The range of the target ball has a mean of 39.24 cm +/- 3.429
This corresponds to a velocity of 3.57 m/sec with a maximum of 3.88 m/sec and a minimum of 3.26 m/sec.
This correlates to a mass ratio of 4.41 / m/sec, a 26% increase in mass ratio. The masses of the balls did not change and the initial speed of the first ball did not change, but the velocity of the first ball relative to the target ball did change when the position of the target ball changed.

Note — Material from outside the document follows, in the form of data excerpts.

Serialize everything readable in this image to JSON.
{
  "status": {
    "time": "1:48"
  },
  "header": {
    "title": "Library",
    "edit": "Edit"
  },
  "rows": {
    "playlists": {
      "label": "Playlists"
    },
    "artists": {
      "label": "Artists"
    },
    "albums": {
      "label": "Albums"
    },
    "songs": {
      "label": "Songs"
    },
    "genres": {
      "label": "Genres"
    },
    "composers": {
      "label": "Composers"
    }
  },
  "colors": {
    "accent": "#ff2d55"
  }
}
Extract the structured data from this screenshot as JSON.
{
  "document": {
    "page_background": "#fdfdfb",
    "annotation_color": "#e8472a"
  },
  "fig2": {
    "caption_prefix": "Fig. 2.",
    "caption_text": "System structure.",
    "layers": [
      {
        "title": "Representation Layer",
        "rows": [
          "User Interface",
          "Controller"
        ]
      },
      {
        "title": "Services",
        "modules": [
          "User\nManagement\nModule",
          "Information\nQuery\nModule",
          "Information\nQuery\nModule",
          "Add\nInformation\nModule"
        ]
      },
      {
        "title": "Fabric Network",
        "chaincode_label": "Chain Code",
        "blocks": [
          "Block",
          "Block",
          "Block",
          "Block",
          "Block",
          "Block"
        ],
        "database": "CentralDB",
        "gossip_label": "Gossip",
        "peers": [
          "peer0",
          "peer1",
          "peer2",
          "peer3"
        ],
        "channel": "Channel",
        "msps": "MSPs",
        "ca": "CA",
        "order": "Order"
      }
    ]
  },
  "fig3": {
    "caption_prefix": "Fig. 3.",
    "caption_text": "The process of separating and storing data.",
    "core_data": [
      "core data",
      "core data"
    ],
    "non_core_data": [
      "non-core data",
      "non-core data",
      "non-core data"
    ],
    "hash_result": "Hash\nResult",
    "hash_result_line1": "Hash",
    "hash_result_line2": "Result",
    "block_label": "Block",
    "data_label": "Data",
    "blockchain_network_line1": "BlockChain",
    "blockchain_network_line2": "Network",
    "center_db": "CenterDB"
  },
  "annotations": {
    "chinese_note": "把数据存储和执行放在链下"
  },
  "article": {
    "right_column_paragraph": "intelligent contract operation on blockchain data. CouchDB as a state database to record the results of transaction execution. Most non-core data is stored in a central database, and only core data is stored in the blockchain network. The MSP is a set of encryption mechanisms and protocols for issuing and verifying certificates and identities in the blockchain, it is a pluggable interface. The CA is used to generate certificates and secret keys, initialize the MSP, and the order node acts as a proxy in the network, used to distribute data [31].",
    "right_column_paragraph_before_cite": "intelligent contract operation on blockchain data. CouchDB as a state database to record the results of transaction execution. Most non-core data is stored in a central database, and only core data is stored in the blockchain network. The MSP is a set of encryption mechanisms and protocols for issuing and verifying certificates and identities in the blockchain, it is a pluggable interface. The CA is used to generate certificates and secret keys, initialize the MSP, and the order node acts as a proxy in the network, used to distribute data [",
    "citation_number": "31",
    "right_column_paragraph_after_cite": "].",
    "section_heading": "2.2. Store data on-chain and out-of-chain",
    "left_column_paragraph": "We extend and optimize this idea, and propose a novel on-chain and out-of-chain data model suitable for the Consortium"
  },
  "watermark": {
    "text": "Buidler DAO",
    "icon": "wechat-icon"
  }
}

** Vertical drop of the second ball, its mean horizontal range and the slope of the line segment connecting the two centers; the velocity given by the program based on mean; velocity interval for 2-mm decrease in 2d-ball height; velocity interval from the original run at equal heights; difference in the mean-based velocities; is new velocity significantly different than original? **
108.98, 39.24, .0097
82.79 cm/sec
89.99, 75.59
383.6, 364.8
291.4 cm/sec
There is a significant difference between the velocities of the level and lowered target balls.
** Your report comparing first-ball velocities from the two setups: **
109.0, 19.91, 0
42.08
43.99, 41.3
147.5, 143.2
103.3 cm/sec
There is a significant difference between the velocities of the ball when it strikes the target's center and when it strikes above the target's center.
** Uncertainty in relative heights, in mm: **
.32 mm
I used the singly reduced paper ruler. I estimated .5 mm and the conversion factor is 1.543 for that ruler.
** Based on the results you have obtained to this point, argue for or against the hypothesis that the uncertainty in the relative heights of the balls was a significant factor in the first setup. **
Uncertainty in relative heights of the balls was a significant factor in the first setup. Changing the center of the smaller ball by 2mm resulted in a threefold increase in its calculated velocity. My uncertainty is 16 percent of that change. That is probably enough to introduce a significant error.
** How long did it take you to complete this experiment? **
6 hours
** Optional additional comments and/or questions: **
I had a hard time connecting some of the ideas in this lab, it was very helpful to work through them.
Excellent work. This lab does tie together a number of ideas; let me know if you have any questions.